Uma leitura cuidadosa permitirá que se estabeleça a relação entre os princípios elencados e as práticas aqui descritas.
A REGIÃO
A área que denominamos de Região de Torres compreende os municípios de Torres, Três Cachoeiras, Morrinhos do Sul, Mampituba e Dom Pedro de Alcântara, e compõem a micro-região homogênea 310-Litoral Setentrional do Rio Grande do Sul.
A cobertura vegetal originária desta região é a Floresta ombrófila densa, designada também como Floresta Tropical Atlântica.
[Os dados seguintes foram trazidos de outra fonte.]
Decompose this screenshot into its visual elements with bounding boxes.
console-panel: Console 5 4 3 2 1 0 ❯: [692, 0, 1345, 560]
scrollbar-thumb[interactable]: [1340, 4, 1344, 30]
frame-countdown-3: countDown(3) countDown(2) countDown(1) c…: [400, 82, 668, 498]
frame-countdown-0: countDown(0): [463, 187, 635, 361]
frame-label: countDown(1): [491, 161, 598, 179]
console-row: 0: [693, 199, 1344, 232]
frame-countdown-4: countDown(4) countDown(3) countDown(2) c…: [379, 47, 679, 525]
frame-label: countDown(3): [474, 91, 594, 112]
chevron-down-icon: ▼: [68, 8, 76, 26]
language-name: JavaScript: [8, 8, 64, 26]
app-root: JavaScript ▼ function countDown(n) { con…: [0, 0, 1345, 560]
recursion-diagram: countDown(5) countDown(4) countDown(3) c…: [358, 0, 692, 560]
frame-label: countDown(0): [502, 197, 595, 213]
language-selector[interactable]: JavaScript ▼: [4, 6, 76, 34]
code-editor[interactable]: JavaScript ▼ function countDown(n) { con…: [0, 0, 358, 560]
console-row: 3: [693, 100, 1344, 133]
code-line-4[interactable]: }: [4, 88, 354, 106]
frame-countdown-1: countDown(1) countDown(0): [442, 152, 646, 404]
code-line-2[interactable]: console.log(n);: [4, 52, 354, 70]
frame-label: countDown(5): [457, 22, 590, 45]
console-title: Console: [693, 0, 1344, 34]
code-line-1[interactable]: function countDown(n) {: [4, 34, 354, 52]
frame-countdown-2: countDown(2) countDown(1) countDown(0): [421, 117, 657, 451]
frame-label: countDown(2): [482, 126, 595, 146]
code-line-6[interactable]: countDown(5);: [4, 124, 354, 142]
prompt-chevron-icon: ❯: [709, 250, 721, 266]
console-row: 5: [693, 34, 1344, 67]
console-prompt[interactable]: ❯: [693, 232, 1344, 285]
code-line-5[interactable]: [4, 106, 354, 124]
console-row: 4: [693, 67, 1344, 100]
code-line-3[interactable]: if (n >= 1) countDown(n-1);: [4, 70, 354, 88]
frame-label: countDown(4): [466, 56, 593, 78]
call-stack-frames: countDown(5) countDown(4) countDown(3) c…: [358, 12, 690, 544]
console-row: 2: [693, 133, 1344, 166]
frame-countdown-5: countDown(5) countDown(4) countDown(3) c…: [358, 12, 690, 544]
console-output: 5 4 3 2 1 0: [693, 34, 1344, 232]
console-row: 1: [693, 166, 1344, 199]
A média de precipitação anual esta entre 1250 a 1500 mm, e a temperatura média se encontra entre 18 e 20 o C com um índice médio de ocorrência de geada de um dia por ano.
As características básicas do meio natural da Região evidenciam a importância que representa este ecossistema na diversidade de espécies existentes no Rio Grande do Sul e salientam também o tênue equilíbrio que se apresenta diante da intensa e contínua ação antrópica, necessitando práticas agrícolas adequadas e adaptadas ao ecossistema regional.
A banana, que representa o cultivo mais expressivo em quantidade de área e volume de produção, é cultivada seguindo um padrão tecnológico completamente inadequado a realidade local.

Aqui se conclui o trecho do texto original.